Quick Reality Check Before You Book a Flight
Ask yourself:
- If this exact same clinical opportunity were offered in a poor rural area of my own country, would I be as excited?
- If I couldn’t post a single photo or talk about it in interviews, would I still go?
- Do I know the name of at least one local partner or institution—not just the US/European sponsor?
- Could I explain clearly what I’m not going to do there (procedures, unsupervised prescribing, etc.)?
If you can’t answer those well, you’re not ready. That’s not a moral failure. It just means your next step should be preparation, not plane tickets.
FAQ: Global Health in Med School vs Residency
1. Will doing global health in med school help me match into residency?
Yes, but only if it looks thoughtful and sustained. One 2-week trip with dramatic stories doesn’t impress serious programs anymore. What matters: evidence of reflection, understanding of ethics, maybe some research or QI work, and mentors who can vouch for how you behaved in a very different environment.
2. Is it unethical to go abroad as a med student at all?
No. What’s unethical is exceeding your competence, creating extra work for local staff, or using patients as a learning playground. Structured, supervised programs designed by long-term partners are ethical and can be excellent for your development. Unsupervised, short, high-responsibility trips are where things go wrong.
3. How long should a med school global health trip be?
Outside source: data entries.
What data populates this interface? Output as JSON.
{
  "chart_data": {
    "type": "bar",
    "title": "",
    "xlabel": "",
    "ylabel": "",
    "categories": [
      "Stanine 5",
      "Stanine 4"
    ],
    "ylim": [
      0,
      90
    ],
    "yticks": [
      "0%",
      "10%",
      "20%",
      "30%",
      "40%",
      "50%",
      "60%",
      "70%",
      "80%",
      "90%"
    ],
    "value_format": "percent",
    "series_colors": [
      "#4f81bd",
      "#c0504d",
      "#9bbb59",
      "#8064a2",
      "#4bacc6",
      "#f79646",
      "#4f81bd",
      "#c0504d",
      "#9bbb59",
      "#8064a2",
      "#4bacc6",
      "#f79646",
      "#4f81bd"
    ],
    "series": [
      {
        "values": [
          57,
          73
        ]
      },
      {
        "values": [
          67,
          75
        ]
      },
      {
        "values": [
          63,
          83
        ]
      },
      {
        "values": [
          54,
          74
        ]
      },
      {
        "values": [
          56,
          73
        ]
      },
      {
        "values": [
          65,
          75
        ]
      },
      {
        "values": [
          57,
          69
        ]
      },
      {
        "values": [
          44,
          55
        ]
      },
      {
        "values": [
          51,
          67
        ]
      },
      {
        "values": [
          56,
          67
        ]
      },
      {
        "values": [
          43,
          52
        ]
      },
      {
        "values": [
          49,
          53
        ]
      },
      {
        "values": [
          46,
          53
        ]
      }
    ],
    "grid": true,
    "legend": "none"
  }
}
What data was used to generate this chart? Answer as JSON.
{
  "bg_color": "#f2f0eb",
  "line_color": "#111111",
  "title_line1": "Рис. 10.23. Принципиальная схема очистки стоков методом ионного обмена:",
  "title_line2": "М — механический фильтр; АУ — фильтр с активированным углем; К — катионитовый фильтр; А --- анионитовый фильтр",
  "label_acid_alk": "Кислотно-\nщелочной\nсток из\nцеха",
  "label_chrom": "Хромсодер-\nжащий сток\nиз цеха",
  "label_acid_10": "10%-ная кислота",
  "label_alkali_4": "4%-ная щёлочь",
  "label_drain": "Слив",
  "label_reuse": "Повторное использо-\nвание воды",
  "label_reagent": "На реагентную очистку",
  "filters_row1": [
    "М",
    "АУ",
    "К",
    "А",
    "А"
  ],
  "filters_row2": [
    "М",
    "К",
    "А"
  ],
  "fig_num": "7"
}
Less than 2 weeks is almost never useful for anyone but you. Four to eight weeks is the usual sweet spot for students: long enough to learn something real, short enough that you’re not pretending to be key staff. In residency, one to six months (often in repeated blocks) is where your presence can actually matter.
4. Do I need to go abroad to “do global health”?
No. That’s one of the big myths. Working with refugee populations, migrant farmworkers, Native communities, or under-resourced urban clinics in your own country absolutely counts. The same questions about power, access, and systems apply. If you’re only interested when there are palm trees and new stamps in your passport, that’s a red flag.
5. How do I find an ethical global health elective in med school?
Start with your school’s global health office or well-known faculty, not random online organizations. Look for: long-standing partnerships, clear learning objectives, pre-departure training, explicit supervision structure, and honest conversations about what you will and will not be allowed to do. If you’re paying a third-party group thousands of dollars to “place” you, be very skeptical.
6. If I skip global health in med school, is it too late to start in residency?
Not at all. Plenty of strong global health clinicians never left their home country until residency or even attending life. You might even be better off starting later, with solid clinical skills. Use med school to become an excellent, thoughtful doctor and to learn the basics of health systems, ethics, and cultural humility. That foundation is what makes global work in residency actually useful rather than performative.
Key points:
- Med school is for exposure, ethics, systems thinking, and humble learning—not acting like an attending in a different time zone.
- Residency is usually the right time for heavier clinical global health work, especially if you can commit to long-term partnerships.
- Whatever stage you’re in, the work should be locally led, ethically structured, and firmly within your actual level of training.